Why bother? Because when something goes wrong, "I don't know why the agent did it" isn't a forensic trail. "Agent identity X, acting on behalf of user Y, accessed resource Z at time T" is. That distinction matters the first time legal asks you to prove something.
4. The cost layer
This is the most-promised, least-delivered layer in the industry. Vendors give you usage dashboards at the API key level. They almost never give you cost-per-trace, cost-per-workflow, or cost-per-customer-interaction without you doing the math yourself.
The fix isn't elegant. It's adding token counts as OTel span attributes at every LLM call, then aggregating up the trace. Once you have that, you can answer the question every CFO eventually asks ("which of our agents is burning the budget?") without exporting a CSV from three different dashboards.
I haven't seen a clean off-the-shelf answer to this. If your stack does it natively, you're ahead of most.
The discipline shift, in one line
We used to ask "can we build an agent that does X?" That question is mostly solved.
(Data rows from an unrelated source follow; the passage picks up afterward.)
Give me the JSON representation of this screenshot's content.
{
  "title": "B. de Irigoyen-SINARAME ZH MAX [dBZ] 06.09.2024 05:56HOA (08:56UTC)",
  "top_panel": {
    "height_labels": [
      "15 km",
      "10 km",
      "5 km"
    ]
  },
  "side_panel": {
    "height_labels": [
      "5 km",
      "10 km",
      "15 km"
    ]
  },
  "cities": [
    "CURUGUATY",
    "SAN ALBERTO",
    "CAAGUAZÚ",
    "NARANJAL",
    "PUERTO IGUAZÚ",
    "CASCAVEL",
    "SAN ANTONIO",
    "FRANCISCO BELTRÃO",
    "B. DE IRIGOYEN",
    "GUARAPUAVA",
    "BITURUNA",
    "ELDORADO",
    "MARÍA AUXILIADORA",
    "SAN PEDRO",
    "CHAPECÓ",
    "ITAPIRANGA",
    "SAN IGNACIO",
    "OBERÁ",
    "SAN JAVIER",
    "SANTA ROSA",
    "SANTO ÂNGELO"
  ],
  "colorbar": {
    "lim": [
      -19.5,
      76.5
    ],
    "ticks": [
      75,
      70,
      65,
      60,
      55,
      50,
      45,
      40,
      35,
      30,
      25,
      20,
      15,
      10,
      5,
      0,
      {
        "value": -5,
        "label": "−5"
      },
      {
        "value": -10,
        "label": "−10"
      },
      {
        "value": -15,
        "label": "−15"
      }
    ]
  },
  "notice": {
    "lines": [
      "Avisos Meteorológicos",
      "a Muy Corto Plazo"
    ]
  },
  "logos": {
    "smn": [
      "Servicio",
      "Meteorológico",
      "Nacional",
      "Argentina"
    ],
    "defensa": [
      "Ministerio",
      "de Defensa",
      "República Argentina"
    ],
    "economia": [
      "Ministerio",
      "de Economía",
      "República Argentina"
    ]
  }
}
The new question is "can we build an agent that does X, only X, in a way we can audit, evaluate, and improve over time?"
Everything in the wire-up above is in service of that question. None of it is glamorous. None of it shows up in the demo. But it's what separates an agent that works in week one from one that's still trustworthy in year two.
The Chipotle story is funny because it's harmless. The same pattern with PII is a breach. The same pattern with financial advice is regulatory exposure. The same pattern with internal data is a leak waiting for a screenshot.
Wire up first. Build second. Development isn't the bottleneck anymore. The discipline is.